Liputan6.com, Jakarta - Perilaku toxic sering kali tidak disadari. Padahal, dampaknya bisa sangat merusak kesehatan mental maupun fisik. Menurut dokter spesialis kesehatan jiwa, dr. Hilda Marsela, Sp.KJ, perilaku toxic sebenarnya bukan soal 'orangnya', melainkan efek yang ditimbulkan dari interaksi tersebut.
"Sebenarnya toxic itu bukan tentang orangnya, tetapi apa dampaknya. Dari interaksi orang-orang di dalam itu dampaknya gimana terhadap kita. Apakah dampaknya positif atau negatif," kata Hilda dalam Talkshow Warasnya di Tengah Kerasnya Hidup dalam rangka Hari Kesehatan Jiwa Sedunia melalui live Instagram Kemenkes RI pada Jumat, 10 Oktober 2025.
Lingkungan toxic bisa muncul di mana saja --- mulai dari hubungan percintaan, keluarga, hingga tempat kerja. "Sebagai contoh toxic relationship, misalnya kekerasan verbal atau fisik, dampaknya bisa bikin pasangan jadi takut dan stres," katanya.
Hal yang sama juga terjadi di dunia kerja. "Lingkungan kerja toxic misalnya diwarnai kompetisi yang nggak sehat. Individu yang merasakan ini jadi nggak aman, takut, nggak berani berekspresi, dan akhirnya jadi stres," tambahnya.
Namun, keluar dari situasi toxic bukanlah hal yang mudah. Banyak orang memilih bertahan karena keterikatan emosional atau rasa takut kehilangan.
Toxic Bukan Tentang Orangnya, tapi Dampaknya
Istilah toxic sering disalahartikan sebagai label pada seseorang. Padahal, kata Hilda, perilaku toxic lebih berkaitan dengan efek yang ditimbulkan dari suatu interaksi.
"Toxic dalam bahasa Inggris artinya beracun atau berbahaya. Perilaku toxic sebenarnya merujuk pada sesuatu yang dampaknya bisa merusak atau merugikan baik fisik atau mental," katanya.
Artinya, seseorang atau lingkungan bisa dianggap toxic bila menimbulkan rasa takut, stres, atau tidak aman secara berulang. Fokusnya bukan menyalahkan siapa, tapi mengenali dampak yang muncul pada diri sendiri.
Risiko Memilih Bertahan dalam Hubungan Toxic
Tidak semua orang bisa langsung keluar dari lingkungan toxic, terutama bila terikat oleh faktor pekerjaan atau hubungan keluarga. Dalam kondisi ini, Hilda menyarankan langkah bertahan yang disertai dengan kemampuan adaptasi.
"Kalau memang kita belum bisa keluar dari lingkungan tersebut, yang harus dilakukan adalah bertahan dan adaptasi," katanya.
Menurutnya, bertahan bukan berarti pasrah, melainkan mencari cara agar diri tetap aman. "Misalnya, kita cari hal-hal yang bikin kita nyaman untuk cari distraksi, coba cari solusinya, mungkin bisa komunikasi dengan orang-orang yang nggak nyaman itu," ujarnya.
Jika komunikasi tidak berhasil, batasan menjadi langkah penting. "Kita bisa menetapkan boundaries atau batasan hal-hal yang tidak menyenangkan itu.
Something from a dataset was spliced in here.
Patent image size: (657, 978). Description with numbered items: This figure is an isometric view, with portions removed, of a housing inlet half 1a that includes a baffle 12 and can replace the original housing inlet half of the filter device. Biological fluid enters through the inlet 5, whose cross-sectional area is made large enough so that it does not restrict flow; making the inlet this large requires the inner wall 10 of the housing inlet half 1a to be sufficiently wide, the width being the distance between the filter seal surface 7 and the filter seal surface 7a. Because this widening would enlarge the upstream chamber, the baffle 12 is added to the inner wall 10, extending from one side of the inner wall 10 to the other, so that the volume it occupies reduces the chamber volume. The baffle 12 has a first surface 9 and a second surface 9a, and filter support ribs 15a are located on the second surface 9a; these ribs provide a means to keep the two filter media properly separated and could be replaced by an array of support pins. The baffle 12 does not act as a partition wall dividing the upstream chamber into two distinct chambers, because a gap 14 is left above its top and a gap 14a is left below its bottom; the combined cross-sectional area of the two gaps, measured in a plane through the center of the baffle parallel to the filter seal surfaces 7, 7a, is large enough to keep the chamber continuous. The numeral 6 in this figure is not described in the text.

Kita bisa menolak dan bilang ‘tidak’ kemudian berfokus pada sesuatu positif yang kita suka," tambahnya.
Kenapa Banyak Orang Sulit Pergi dari Lingkungan Toxic?
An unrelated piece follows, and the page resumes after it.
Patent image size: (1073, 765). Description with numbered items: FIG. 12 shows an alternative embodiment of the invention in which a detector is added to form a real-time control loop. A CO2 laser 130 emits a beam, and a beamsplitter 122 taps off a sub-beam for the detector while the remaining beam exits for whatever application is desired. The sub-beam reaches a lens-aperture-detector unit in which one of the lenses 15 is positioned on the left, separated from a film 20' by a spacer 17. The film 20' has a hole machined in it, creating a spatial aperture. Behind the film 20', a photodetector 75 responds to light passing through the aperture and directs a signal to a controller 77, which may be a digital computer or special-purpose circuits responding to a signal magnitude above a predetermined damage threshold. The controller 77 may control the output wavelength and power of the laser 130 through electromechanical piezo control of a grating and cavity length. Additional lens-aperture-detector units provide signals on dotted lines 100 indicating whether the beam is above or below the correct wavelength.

Meski sadar berada di situasi yang tidak sehat, banyak orang tetap bertahan. Hilda, menjelaskan, hal ini sering berkaitan dengan pola kelekatan atau attachment style.
"Orang yang punya masalah kelekatan atau insecure attachment biasanya mereka nggak berani melepas kalau sudah dalam hubungan. Kalau belum hubungan, mereka nggak berani untuk dekat," katanya.
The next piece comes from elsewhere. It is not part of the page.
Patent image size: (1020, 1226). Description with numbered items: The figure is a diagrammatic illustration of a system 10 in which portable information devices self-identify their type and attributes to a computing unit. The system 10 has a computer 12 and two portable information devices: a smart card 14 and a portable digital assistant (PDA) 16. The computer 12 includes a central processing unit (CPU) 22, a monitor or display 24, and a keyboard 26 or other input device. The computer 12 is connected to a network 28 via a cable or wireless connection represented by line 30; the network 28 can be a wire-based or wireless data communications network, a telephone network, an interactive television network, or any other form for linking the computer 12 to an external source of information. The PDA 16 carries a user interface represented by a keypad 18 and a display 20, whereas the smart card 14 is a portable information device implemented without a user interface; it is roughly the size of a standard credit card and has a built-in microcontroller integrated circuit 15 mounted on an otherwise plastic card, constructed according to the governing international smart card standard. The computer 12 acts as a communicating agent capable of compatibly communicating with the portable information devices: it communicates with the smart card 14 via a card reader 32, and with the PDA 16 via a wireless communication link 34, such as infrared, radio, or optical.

Faktor perasaan tidak berharga juga berperan besar. "Terkadang mereka yang terjebak dalam hubungan toxic merasa tidak berharga, jadi sekalinya dekat dengan orang lain akan melekat sekali. Jadi mereka berpikir "Kalau nggak sama dia, siapa yang mau sama saya?'," katanya.
Pemikiran ini membuat seseorang terjebak dalam lingkaran ketergantungan emosional. Sehingga, hal ini membuatnya sulit memutus hubungan meski tahu dirinya disakiti.